The ice storm came a few days early this year.
The Arkansas Travelers held their annual hot stove meeting Tuesday night in North Little Rock. When the Travelers host the hot stove gathering, it’s usually a recipe for either winter weather or, as was the case two years ago, tornadoes.
My friend Mike Dugan, who knows as much about the sport of baseball and its history as anyone I’ve met, always drives up from Hot Springs for the hot stove meeting. He can tell some horror stories of sliding back to Hot Springs on slick roads following these winter gatherings in years past.
It was a bit chilly this year, but otherwise the weather was fine. The term “hot stove” often is used in baseball lingo to refer to offseason activities. The daily offseason show of record on the MLB Network is titled “Hot Stove,” in fact.
Having attended this event for the past 20 years, I can never remember a larger crowd for a Travelers hot stove meeting. There has been a renewal of interest in minor league baseball nationwide in recent years. And rather than having fan interest drop off significantly after the first season of playing games at Dickey-Stephens Park, interest in the Travelers seems at an all-time high as they prepare to play their fourth season there.
I have great memories of that first Dickey-Stephens game on the evening of Thursday, April 12, 2007. Walking around the ballpark, you could tell this was a place where virtually everything had been done correctly. For once, the architects had listened to the baseball people. You knew attendance would be high that season. People would come simply because they wanted to check out a new facility. But they kept coming in 2008 and 2009. I expect good crowds again this year.
Travelers fans might be interested in knowing that there’s an informative blog called Travs and Such, which can be found at www.travsandsuch.blogspot.com. Here’s what that blog had to say about Tuesday’s event at the North Little Rock Chamber of Commerce: “For what is essentially a non-event, I sure do look forward to the hot stove every year.
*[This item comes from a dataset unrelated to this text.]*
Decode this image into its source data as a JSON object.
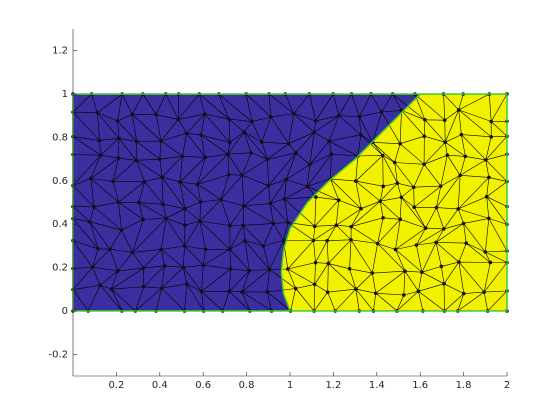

Look, the hot stove is basically hot dogs, beer, some giveaways, the usual smoke being blown about the organization and how they love their affiliates, the Travs staff and a roomful of people who care way too much about baseball. There is nothing going on worth the effort it takes to get out on a cold February night. Yet there I was, in a standing-room-only crowd, dreaming of April evenings at the ballpark.”
Yes, we were all dreaming of April. The older I get, the less tolerant I become of winter. I realize there are still several weeks of winter staring us in the face (it appears as if it will be cold all of next week). But we can dream.
The Travelers open the season on April 8 in Midland. The home opener is Thursday, April 15, also against Midland. Those wanting to buy season tickets can call 664-1555.
Once again this year, all of the Travelers games will be on KARN-AM, 920, their traditional home back in the days when Jim Elder did homes games and re-created the road games from a Little Rock studio. For a number of years, there was no coverage at all of Trav road games, making them one of the few AA teams not to broadcast games on the road. The Travs finally moved into the 20th century early in the 21st century when Phil Elson was hired in 2001 as the club’s first full-time broadcaster.
Luckily for Arkansas fans, Elson, now 33, found a home and decided to stick around for the past decade. Continuity is a good thing — and a rare thing — in minor league baseball. Elson recently was named the Arkansas Sportscaster of the Year by the National Sportscasters and Sportswriters Assocation. For much of the past decade, Elson’s broadcasts were bounced from station to station, sometimes on signals that were even hard to pick up at night at my home near Foxwood. So it’s good to have the Travelers on KARN’s 5,000-watt AM signal for a second consecutive season.
By the way, I may take off work on May 11. The Travelers and the Springdale Cardinals play an 11 a.m. game that day. At 7 p.m. the same day, the University of Arkansas baseball team will take on Louisiana Tech. Thus in its fourth season, Dickey-Stephens Park will host its first day-night doubleheader — one professional game and one college game. It should be fun.
With football ending Sunday (Geaux Saints!), spring cannot get here soon enough. I have the winter blues. The cure is to remind myself that pitchers and catchers report later this month.